Voirt omme dat elc hem te het voorzien zoude van wapenen dat hemlieden mochte gheconsenteert zijn te draghene alle manieren van wapenen daer mede dat zij hemlieden bewaren willen.

Ende voirt dat upper hooftmans ende onder hooftmans ende al tvolc ghemeenlilke ghaerne zaghen dat hemlieden ghebueren mochte twee notabele mannen daer zij daghelicx haren raet an halen mochten ende alst noodt ware ons allen te stellene in cordinancien.

Ende al dit bij den goede avise van hulieden mijn heeren borchmeesters ende scepenen sLands vanden Vrijen.

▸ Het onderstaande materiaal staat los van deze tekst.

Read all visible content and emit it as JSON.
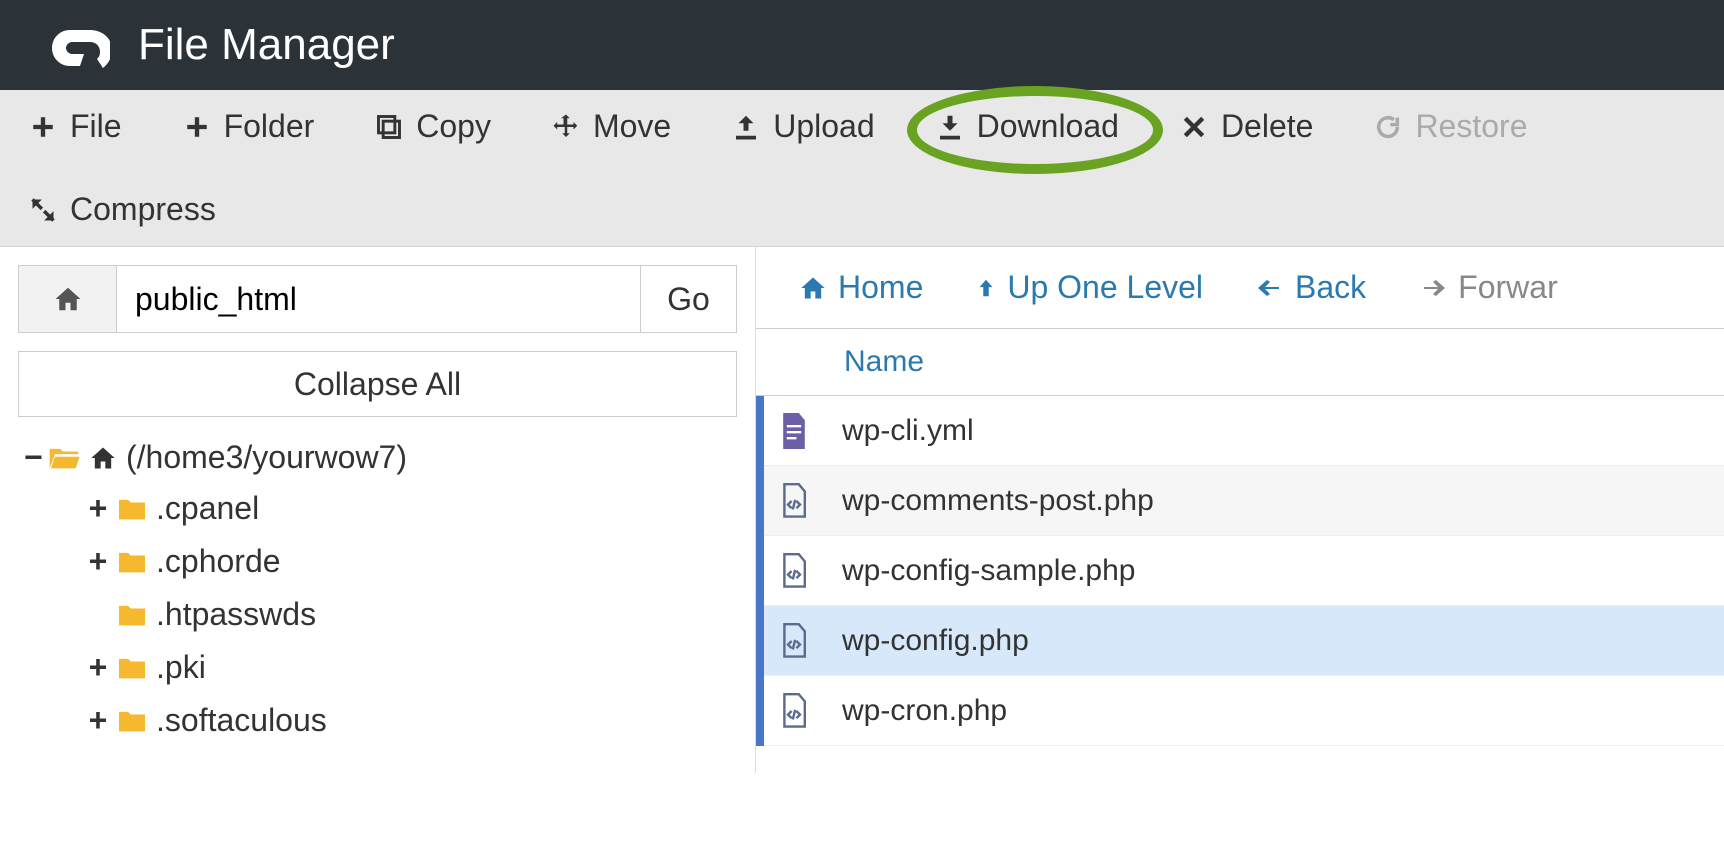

Dit te vermanene ten eersten datmen vergaderen zal” .

xxxxxxxxxxx

Over Waescapelle ende Knocke.

“ Memorie om te hebben consent ende last vanden heere ende vander wet om te lasten eenen soeten tacx vanden weezen ende over moghen lieden die in de wake niet ghelast en sijn, ende dat om mede te copen cuelluevren, boghen, ghescot, torken om de vierpannen, buspoeder, kersen up den tor mede te waken, ende al tghant dat den waker van noode es ende dat te poynten bi al de amans ende upper hoofman.

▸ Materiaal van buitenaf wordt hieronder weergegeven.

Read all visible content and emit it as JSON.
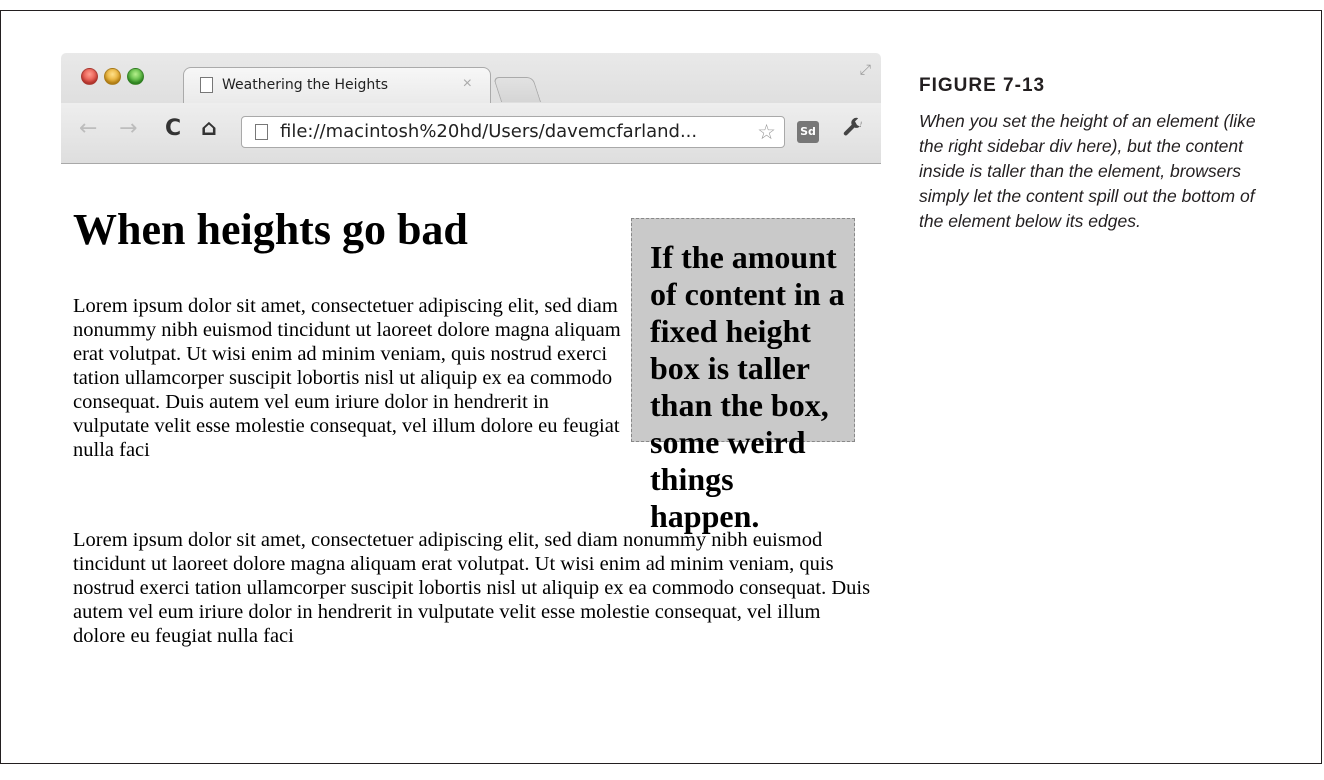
{
  "browser": {
    "tab_title": "Weathering the Heights",
    "tab_close": "×",
    "address": "file://macintosh%20hd/Users/davemcfarland...",
    "extension_badge": "Sd",
    "nav": {
      "back": "←",
      "forward": "→",
      "reload": "C",
      "home": "⌂"
    },
    "star": "☆",
    "wrench": "🔧",
    "expand": "⤢"
  },
  "page": {
    "heading": "When heights go bad",
    "paragraph1": "Lorem ipsum dolor sit amet, consectetuer adipiscing elit, sed diam nonummy nibh euismod tincidunt ut laoreet dolore magna aliquam erat volutpat. Ut wisi enim ad minim veniam, quis nostrud exerci tation ullamcorper suscipit lobortis nisl ut aliquip ex ea commodo consequat. Duis autem vel eum iriure dolor in hendrerit in vulputate velit esse molestie consequat, vel illum dolore eu feugiat nulla faci",
    "paragraph2": "Lorem ipsum dolor sit amet, consectetuer adipiscing elit, sed diam nonummy nibh euismod tincidunt ut laoreet dolore magna aliquam erat volutpat. Ut wisi enim ad minim veniam, quis nostrud exerci tation ullamcorper suscipit lobortis nisl ut aliquip ex ea commodo consequat. Duis autem vel eum iriure dolor in hendrerit in vulputate velit esse molestie consequat, vel illum dolore eu feugiat nulla faci",
    "sidebar_text": "If the amount of content in a fixed height box is taller than the box, some weird things happen."
  },
  "figure": {
    "label": "FIGURE 7-13",
    "caption": "When you set the height of an element (like the right sidebar div here), but the content inside is taller than the element, browsers simply let the content spill out the bottom of the element below its edges."
  }
}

Voort dat alle die ghene die ter wake ghestelt sijn, dat hem elc voorsie van wapen ghelijc voorghebod inhoud, emmer ter mijnste van eenen pansiere, een huve ende een mes of daer of begrepen tsine vanden heere ende vander wet.

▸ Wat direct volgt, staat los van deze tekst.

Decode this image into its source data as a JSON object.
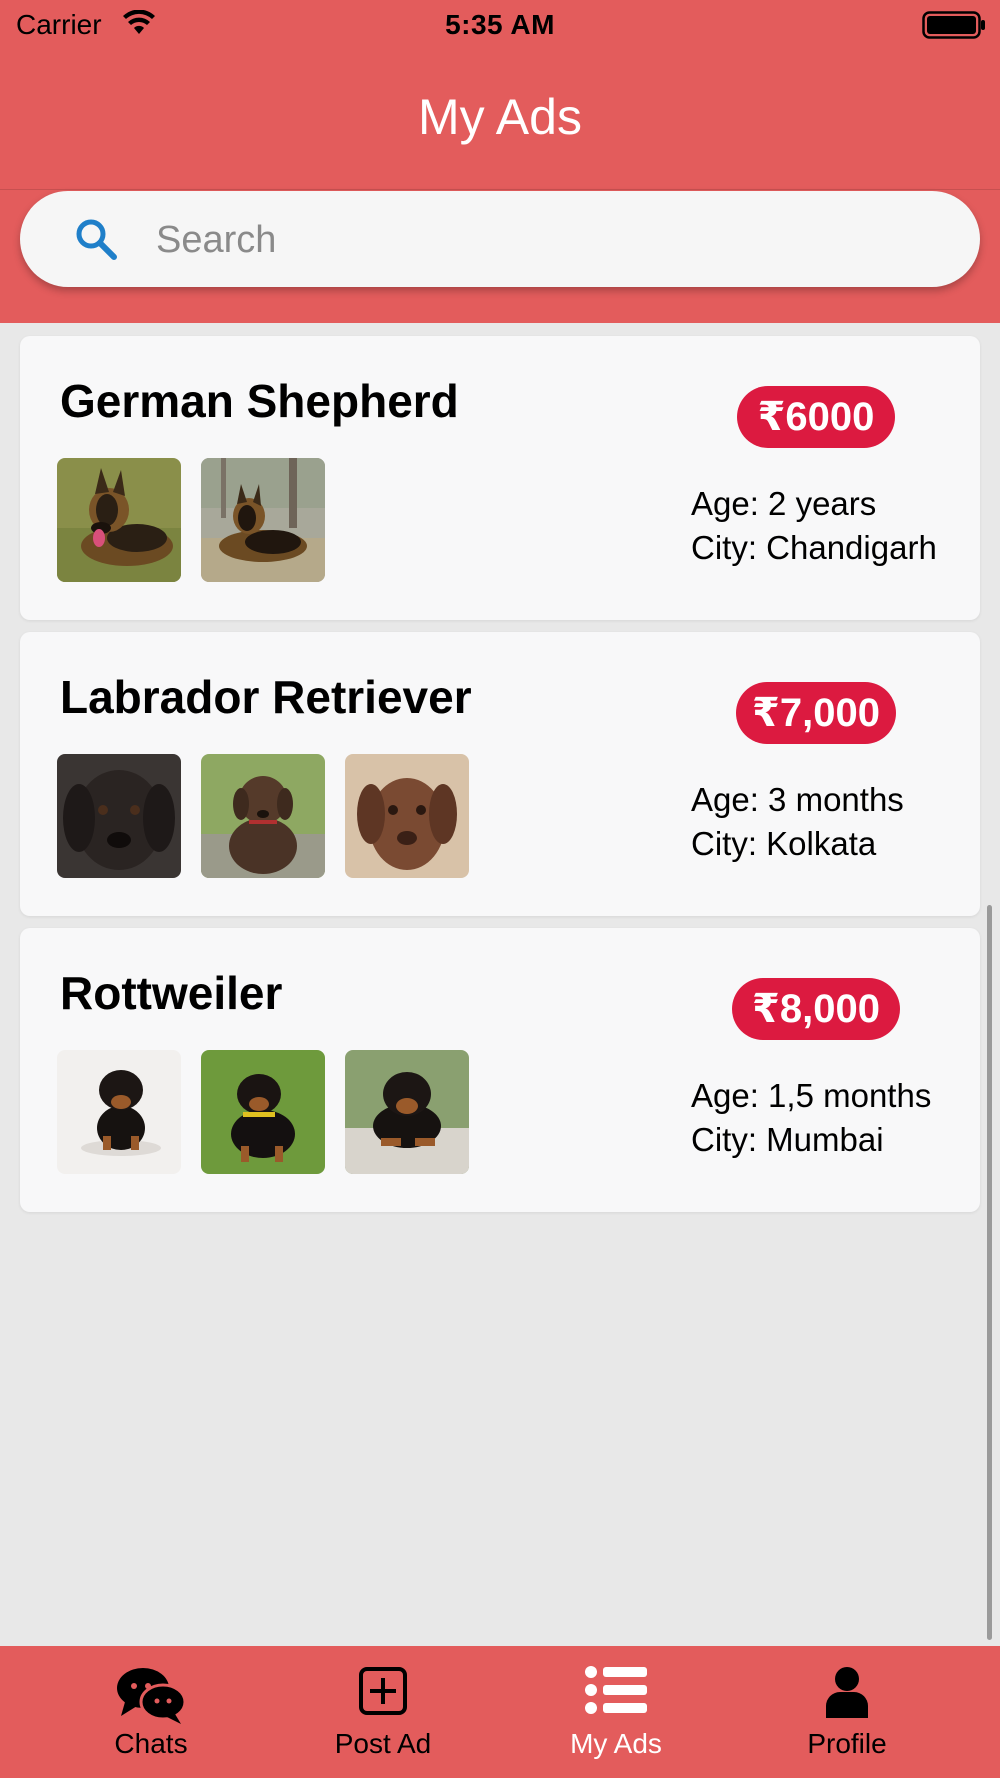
{
  "status_bar": {
    "carrier": "Carrier",
    "time": "5:35 AM"
  },
  "header": {
    "title": "My Ads"
  },
  "search": {
    "placeholder": "Search",
    "value": ""
  },
  "ads": [
    {
      "title": "German Shepherd",
      "price": "₹6000",
      "age": "Age: 2 years",
      "city": "City: Chandigarh",
      "photo_count": 2
    },
    {
      "title": "Labrador Retriever",
      "price": "₹7,000",
      "age": "Age: 3 months",
      "city": "City: Kolkata",
      "photo_count": 3
    },
    {
      "title": "Rottweiler",
      "price": "₹8,000",
      "age": "Age: 1,5 months",
      "city": "City: Mumbai",
      "photo_count": 3
    }
  ],
  "tabs": [
    {
      "label": "Chats",
      "icon": "chat-bubbles-icon",
      "active": false
    },
    {
      "label": "Post Ad",
      "icon": "plus-square-icon",
      "active": false
    },
    {
      "label": "My Ads",
      "icon": "list-icon",
      "active": true
    },
    {
      "label": "Profile",
      "icon": "user-icon",
      "active": false
    }
  ],
  "colors": {
    "header": "#e35c5c",
    "price_badge": "#dc1a40",
    "search_icon": "#1f7fc9",
    "active_tab": "#ffffff"
  }
}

Voort dat elc onder houde sijn wake onder sijn hoofman ghelijc dat hi ghestelt es ende onderdanich sij ghelijc dat hi hem stelt up de boete van X sc. par. also dijcwil als van die in ghebreke es te commen ter profite van der prochye.

Voort dat die van Oostkeerke prochye commen waken met arer wake ten cante bi ons ten azegarse ende dat elc hoofman met sinen volke sij ter dunnen voor sonne onderganc om up thoochste van der dunnen te bescauwen waer of sij hem te bewachten hebben up boete van iij [drie] lb.[livre,pond] par.[parisis] die daer of in ghebreke sij.

Voort die van Dudseele ende Ramscapelle int ghelijcxs met harer wake aenghesien dat ten Asegarse es goet om landen ende es een groot ruum land ende blood van huusen ende ooc Vlaender noeit last en adde vander zee te dien cante sij en quamen ten Azegarse an land.

Item te weten dat si trecken met sterker wake te Heys ende dat daer gheen nood es mids den toeverlaet vanden dorpe dat groot es ende sitten bij een ende die wake ten gate waert vander zee can niet en commen.

Item voort dat men waken sal met twee peerden een van Knocke ende van Waescapelle om t’allen ghetiden te ridene upt water daer te wat schepen datter huut of in seilen mids dat voorland zeere breed is vanden watere tooten dijcke.

Dit te vermanene ten eersten dat men vergaderen zal,

xxxxxxxxxxxxxx

(1) Rijksarchief Brugge, Registers van het Vrije, no 16597 bis.

(2) Men leze hierover de hoofdstukken van J, BARTIER in de “Algemene Geschiedenis van de Nederlanden”, Deel III, De Late Middeleeuwen.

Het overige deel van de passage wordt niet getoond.